Contradictions to interferon therapy include kidney dysfunction, cirrhosis, hepatitis, autoimmune disease, past treatment with immunosuppressive therapy, organ transplantation, uncontrolled thyroid disease, epilepsy, severe mental and neurological disorders, CNS disorders, organ transplantation, and psoriasis.[16] 



Prior to starting interferon-alpha therapy, a complete blood count, creatinine, serum aspartate, and alanine aminotransferase, lactic dehydrogenase, electrolytes, triglycerides, creatine kinase, and blood sugar tests should be performed weekly during the first four weeks, monthly during months 1 through 3, and every 3 months thereafter. Thyroid hormone levels should also be checked every 3 months after month 3 of treatment.[16]


Patients on interferon-beta therapy should have liver function and blood count tests before starting therapy and every 6 months afterward. Furthermore, patients should be screened for the formation of neutralizing antibodies every 6 months for the first two years of treatment.[3]


Patients taking interferon-gamma should be screened regularly for thrombopenia, leucopenia, the elevation of transaminases, and anti-interferon antibodies.[17]



Depression, delirium, and cognitive impairments have occurred with interferon-alpha therapy. Patients taking interferon-alpha are at risk for decreased blood counts, cardiotoxicity, pulmonary toxicity, hepatotoxicity, endocrine dysfunction (most commonly manifesting as diabetes mellitus and thyroid dysfunction), renal toxicity manifesting as proteinuria, and gastrointestinal toxicity (which leads to nausea, vomiting, diarrhea, and altered taste). Patients taking interferon-alpha are also at risk for developing autoimmune disorders and neurological impairments, such as seizures.[14]


Interferon-beta increases the risk of bone marrow suppression, pancreatitis, acute liver failure, and injection site reactions, including infection and necrosis.[3]


Interferon-gamma increases the risk of gastrointestinal toxicity, induction of autoimmunity, encephalopathy, acute renal failure, and graft versus host disease following bone marrow transplantation.[17]

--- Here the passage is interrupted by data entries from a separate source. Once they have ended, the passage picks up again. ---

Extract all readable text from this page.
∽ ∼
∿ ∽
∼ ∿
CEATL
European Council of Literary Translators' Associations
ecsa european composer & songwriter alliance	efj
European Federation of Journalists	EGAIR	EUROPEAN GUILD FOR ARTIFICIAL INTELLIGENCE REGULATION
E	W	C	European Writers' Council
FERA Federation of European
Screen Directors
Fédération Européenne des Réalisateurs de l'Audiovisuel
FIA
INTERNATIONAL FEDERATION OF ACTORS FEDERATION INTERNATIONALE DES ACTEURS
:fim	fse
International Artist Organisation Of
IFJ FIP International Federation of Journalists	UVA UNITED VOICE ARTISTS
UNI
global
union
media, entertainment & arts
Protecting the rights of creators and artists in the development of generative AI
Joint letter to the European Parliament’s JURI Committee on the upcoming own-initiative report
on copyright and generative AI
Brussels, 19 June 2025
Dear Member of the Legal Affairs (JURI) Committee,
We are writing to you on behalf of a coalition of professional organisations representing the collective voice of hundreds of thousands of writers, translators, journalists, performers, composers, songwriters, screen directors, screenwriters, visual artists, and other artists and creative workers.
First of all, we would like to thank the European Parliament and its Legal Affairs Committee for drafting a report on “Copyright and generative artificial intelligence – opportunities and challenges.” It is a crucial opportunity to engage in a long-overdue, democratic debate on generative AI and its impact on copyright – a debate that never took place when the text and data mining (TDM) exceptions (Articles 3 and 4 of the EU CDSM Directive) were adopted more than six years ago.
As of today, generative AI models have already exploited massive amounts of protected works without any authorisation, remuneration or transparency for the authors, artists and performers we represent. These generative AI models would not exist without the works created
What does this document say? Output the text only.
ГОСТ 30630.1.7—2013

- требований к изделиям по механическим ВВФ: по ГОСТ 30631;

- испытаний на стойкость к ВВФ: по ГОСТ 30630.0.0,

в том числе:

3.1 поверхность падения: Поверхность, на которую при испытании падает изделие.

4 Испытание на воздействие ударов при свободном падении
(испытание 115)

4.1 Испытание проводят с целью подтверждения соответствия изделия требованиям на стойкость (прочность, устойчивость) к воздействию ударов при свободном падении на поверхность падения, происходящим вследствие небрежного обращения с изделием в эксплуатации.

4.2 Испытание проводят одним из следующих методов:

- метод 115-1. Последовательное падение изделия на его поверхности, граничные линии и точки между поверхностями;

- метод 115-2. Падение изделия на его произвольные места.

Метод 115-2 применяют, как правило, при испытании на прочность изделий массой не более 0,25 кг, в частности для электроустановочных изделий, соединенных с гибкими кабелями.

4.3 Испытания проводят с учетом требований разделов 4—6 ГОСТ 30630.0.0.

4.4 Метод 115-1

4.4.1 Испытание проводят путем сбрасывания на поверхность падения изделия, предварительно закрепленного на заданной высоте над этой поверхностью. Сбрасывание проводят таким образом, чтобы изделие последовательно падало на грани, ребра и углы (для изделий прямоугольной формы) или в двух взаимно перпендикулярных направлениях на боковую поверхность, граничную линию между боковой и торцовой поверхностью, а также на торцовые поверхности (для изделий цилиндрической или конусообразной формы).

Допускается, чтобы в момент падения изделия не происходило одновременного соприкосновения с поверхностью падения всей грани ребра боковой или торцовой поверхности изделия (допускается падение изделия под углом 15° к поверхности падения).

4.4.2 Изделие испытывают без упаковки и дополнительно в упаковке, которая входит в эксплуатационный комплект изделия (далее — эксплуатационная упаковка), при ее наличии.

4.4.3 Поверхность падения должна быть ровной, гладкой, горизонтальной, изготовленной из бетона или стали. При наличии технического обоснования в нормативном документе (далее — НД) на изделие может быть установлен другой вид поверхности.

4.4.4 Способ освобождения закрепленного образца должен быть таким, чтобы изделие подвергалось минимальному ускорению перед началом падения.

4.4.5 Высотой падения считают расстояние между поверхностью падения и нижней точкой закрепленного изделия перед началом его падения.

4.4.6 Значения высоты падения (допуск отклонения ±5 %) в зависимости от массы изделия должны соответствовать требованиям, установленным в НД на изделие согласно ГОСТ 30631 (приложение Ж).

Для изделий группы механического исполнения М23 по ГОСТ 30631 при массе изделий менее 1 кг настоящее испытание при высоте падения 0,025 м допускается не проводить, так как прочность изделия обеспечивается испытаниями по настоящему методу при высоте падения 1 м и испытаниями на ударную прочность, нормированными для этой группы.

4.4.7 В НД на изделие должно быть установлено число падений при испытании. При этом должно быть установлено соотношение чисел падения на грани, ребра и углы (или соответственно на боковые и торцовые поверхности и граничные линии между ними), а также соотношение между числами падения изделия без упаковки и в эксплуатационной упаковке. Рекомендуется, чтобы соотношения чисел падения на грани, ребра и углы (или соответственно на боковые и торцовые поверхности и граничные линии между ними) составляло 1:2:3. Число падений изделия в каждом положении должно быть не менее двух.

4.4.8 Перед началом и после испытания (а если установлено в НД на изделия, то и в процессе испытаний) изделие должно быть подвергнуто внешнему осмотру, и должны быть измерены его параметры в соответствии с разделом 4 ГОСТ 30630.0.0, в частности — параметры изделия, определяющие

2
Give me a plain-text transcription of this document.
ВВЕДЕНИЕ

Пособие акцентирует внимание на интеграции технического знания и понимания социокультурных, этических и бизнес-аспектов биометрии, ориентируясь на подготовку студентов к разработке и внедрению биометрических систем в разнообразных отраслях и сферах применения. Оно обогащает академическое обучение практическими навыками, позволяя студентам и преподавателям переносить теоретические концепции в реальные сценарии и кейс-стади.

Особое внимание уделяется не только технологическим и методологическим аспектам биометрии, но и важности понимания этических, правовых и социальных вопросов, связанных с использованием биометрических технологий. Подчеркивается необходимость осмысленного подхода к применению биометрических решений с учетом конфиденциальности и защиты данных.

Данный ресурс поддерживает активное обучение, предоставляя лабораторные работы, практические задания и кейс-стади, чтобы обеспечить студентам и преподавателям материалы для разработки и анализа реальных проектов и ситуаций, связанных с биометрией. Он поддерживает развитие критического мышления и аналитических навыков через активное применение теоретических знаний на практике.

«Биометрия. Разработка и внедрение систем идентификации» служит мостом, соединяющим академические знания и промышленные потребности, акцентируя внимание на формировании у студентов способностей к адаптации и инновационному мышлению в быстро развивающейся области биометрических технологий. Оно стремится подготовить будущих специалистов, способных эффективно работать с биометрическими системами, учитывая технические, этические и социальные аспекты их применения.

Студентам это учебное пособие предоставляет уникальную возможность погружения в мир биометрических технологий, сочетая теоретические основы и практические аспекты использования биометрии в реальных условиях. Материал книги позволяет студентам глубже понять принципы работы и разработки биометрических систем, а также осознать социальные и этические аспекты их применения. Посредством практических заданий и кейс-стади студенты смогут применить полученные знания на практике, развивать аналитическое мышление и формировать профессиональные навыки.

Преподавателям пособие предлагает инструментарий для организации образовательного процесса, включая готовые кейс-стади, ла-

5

Enhancing Healthcare Team Outcomes

Interferon therapy has been shown to have therapeutic value for various diseases, including autoimmune diseases, viral diseases, and various forms of cancer. Interferons have also demonstrated significant immunomodulatory effects, making them beneficial for treating immune-related conditions such as multiple sclerosis and chronic granulomatous disease. However, given the potential for hepatotoxicity, renal toxicity, myelosuppression, autoimmune reactions, and other adverse outcomes, it is imperative for health care professionals to routinely monitor their patients through blood work while administering this medication. It is also essential that all interprofessional healthcare team members collaborate to determine the correct dosage and form of interferon therapy, as well as any adjuvant therapies, given there is significant variability in adverse effects. Lastly, medication adherence can be an issue with interferon treatment.[18] Healthcare teams can address this issue by working as a cohesive unit to educate patients about the importance of medication adherence and providing regular reminders to patients.